Anyone browsing books in a store or library will have observed that Pope Francis’ pontificate continues to generate a good deal of ink. In a relatively short time, the pope has emerged as a world figure, not only as the formal head of the world’s one billion Catholics, but also among the legion of spiritual seekers from other faith traditions and those not under the umbrella of organized religion. The Name of God is Mercy is of particular importance as an accompaniment to the papal Year of Mercy. It comprises a conversation between Pope Francis and a well-known Vatican Journalist, Andrea Tornielli, along with the text of the formal declaration (Bull of Indiction) of the “Extraordinary Jubilee of Mercy.” There is a remarkable similarity in the tone and content of both sections of this book, a rare convergence of a formal Vatican document and the more or less spontaneous reflections of a pope.
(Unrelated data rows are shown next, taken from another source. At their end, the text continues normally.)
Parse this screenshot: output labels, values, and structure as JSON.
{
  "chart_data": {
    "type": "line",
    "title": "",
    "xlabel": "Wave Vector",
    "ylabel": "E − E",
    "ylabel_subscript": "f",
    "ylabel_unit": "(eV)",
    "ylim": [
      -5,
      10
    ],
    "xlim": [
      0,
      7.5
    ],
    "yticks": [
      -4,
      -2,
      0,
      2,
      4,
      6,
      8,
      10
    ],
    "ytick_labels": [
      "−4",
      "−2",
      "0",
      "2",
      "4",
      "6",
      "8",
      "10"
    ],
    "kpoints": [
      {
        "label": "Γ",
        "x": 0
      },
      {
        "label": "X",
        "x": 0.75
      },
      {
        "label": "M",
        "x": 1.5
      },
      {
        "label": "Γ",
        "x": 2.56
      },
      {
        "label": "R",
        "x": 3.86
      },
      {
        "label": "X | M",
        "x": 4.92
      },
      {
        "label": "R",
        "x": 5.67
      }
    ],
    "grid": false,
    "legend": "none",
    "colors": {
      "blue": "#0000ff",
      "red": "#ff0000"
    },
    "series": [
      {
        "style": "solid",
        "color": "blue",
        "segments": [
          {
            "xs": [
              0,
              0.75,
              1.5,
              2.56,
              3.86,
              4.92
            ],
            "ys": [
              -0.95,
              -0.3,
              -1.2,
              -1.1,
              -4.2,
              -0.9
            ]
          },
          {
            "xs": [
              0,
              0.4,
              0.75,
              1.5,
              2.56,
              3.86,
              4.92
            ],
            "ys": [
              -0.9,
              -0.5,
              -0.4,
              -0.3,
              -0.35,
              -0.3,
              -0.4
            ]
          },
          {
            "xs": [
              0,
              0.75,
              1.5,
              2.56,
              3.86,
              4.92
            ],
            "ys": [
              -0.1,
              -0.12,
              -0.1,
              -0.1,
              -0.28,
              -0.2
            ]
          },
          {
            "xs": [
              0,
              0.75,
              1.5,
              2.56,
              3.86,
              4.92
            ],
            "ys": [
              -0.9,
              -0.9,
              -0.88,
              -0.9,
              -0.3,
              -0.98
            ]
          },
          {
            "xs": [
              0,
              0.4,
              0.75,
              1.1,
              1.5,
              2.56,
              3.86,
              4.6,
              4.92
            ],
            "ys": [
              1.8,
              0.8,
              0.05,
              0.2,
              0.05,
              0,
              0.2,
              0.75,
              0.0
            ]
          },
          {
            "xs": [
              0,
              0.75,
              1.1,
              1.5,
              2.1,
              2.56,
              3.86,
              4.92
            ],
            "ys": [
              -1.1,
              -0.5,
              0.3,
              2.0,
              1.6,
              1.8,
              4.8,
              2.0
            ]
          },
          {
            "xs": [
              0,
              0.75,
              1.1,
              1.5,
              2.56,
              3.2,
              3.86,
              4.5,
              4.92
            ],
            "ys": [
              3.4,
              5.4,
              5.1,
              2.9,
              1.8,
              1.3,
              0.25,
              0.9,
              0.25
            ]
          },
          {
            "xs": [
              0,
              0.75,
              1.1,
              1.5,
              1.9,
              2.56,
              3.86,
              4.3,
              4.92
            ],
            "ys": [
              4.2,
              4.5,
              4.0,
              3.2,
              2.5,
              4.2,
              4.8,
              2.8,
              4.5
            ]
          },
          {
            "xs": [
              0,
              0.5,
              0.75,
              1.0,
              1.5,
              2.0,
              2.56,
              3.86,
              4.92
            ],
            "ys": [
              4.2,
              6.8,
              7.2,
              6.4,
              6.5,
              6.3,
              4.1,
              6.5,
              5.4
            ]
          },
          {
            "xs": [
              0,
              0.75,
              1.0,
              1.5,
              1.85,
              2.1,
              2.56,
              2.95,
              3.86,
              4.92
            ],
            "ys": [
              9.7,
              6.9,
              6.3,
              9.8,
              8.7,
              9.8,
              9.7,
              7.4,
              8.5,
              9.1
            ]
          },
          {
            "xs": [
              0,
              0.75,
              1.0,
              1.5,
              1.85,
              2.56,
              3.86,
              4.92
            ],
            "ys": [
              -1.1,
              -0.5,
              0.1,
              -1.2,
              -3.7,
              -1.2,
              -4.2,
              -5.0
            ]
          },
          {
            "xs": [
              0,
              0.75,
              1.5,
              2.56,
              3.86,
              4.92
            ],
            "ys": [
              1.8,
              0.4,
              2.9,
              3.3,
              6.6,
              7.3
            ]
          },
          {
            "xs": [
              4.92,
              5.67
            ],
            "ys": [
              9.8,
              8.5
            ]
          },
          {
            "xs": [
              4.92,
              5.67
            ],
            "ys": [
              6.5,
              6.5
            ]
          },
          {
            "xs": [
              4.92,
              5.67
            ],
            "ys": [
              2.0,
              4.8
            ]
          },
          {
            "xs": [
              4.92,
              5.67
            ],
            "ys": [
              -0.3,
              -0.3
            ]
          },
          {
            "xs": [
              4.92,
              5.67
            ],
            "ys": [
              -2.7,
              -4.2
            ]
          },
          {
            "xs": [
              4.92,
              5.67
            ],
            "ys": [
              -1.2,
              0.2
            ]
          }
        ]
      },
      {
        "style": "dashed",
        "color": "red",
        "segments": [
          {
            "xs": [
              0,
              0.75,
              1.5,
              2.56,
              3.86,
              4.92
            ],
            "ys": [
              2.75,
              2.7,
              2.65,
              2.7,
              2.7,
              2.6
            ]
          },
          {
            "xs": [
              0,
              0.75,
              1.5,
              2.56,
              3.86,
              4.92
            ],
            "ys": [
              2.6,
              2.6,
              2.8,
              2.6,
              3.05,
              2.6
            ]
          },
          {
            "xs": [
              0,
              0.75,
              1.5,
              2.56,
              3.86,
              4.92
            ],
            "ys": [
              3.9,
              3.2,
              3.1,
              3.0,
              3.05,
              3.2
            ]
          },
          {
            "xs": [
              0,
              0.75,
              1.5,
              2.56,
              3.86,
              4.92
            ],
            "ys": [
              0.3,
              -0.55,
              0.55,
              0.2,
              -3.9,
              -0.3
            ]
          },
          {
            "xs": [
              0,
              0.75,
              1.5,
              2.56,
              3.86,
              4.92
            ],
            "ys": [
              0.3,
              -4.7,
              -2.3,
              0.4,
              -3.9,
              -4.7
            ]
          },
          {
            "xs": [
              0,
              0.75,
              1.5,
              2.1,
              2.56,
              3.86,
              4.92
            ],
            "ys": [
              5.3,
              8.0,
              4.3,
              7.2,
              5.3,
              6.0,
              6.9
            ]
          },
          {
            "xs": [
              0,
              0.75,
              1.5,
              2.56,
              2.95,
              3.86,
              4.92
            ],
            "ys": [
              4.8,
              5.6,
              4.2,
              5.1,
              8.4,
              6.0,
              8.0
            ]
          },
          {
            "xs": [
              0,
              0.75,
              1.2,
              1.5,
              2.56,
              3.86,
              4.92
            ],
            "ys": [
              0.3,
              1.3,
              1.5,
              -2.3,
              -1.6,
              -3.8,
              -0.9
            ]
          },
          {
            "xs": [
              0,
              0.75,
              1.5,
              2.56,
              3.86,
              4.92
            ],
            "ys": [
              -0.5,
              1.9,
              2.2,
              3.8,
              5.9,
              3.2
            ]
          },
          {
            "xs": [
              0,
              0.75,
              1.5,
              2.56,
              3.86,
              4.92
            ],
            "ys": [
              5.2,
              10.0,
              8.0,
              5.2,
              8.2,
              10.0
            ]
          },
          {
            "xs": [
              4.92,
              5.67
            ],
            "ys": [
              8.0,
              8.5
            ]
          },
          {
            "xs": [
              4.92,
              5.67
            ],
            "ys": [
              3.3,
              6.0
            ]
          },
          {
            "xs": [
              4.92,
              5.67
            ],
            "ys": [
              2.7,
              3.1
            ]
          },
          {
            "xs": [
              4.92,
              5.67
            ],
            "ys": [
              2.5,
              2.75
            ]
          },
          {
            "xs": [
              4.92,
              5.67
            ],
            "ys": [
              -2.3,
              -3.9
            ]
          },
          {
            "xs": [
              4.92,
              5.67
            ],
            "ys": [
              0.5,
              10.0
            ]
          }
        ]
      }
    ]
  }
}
This book is exquisitely personal in tone, free flowing yet substantive. The pope’s responses to his interlocutor’s sometimes pointed questions reveal a disarming degree of honesty and even vulnerability that occasionally catches the interviewer off guard. For example, when Francis calls himself a sinner, Tornielli states that it is “striking to hear a pope say this.” The pope then expresses his own surprise by responding with, “Really?” Francis goes on to describe how upon entering a prison he becomes mindful of how only God’s grace and mercy have kept him from being incarcerated: “I deserve to be here. Their fall could have been mine.”
It is inevitable that any serious discussions of mercy will lead to considerations of justice. Regardless of one’s religious orientation, it cannot be denied that actions have consequences, natural and/or humanly imposed. Francis does not avoid the paradoxical relationship between justice and mercy and places it within the mysterious perspective of Divine love. “Justice should not be devalued or rendered superfluous . . . God does not deny justice.” However, because of God’s essential merciful nature, “. . . He (God) envelops it and surpasses (justice) with an event in which we experience love as the true foundation of justice.” (Emphasis added.)
In saying, “sinners yes, corrupt no!” the pope captures a critical distinction that is foundational to his teaching. What Francis calls “corruption” is the delusion of absence of sin in one’s life. In contrast, when people recognize the errors of their ways, they “(may) be great sinners and never fall into corruption.” Mercy cannot be received unless one experiences a need for it. (Pope Francis makes the point that even praying for the desire to feel the need for mercy is an important step toward receiving the gift.) The mutuality between repentance and Divine mercy is not only personal; it is “. . . also important in social relationships and relations between countries.”
The Name of God is Mercy has the potential to engage a radical conversion of the heart: to receive God’s mercy, dispel fear, and enlarge its capacity for love.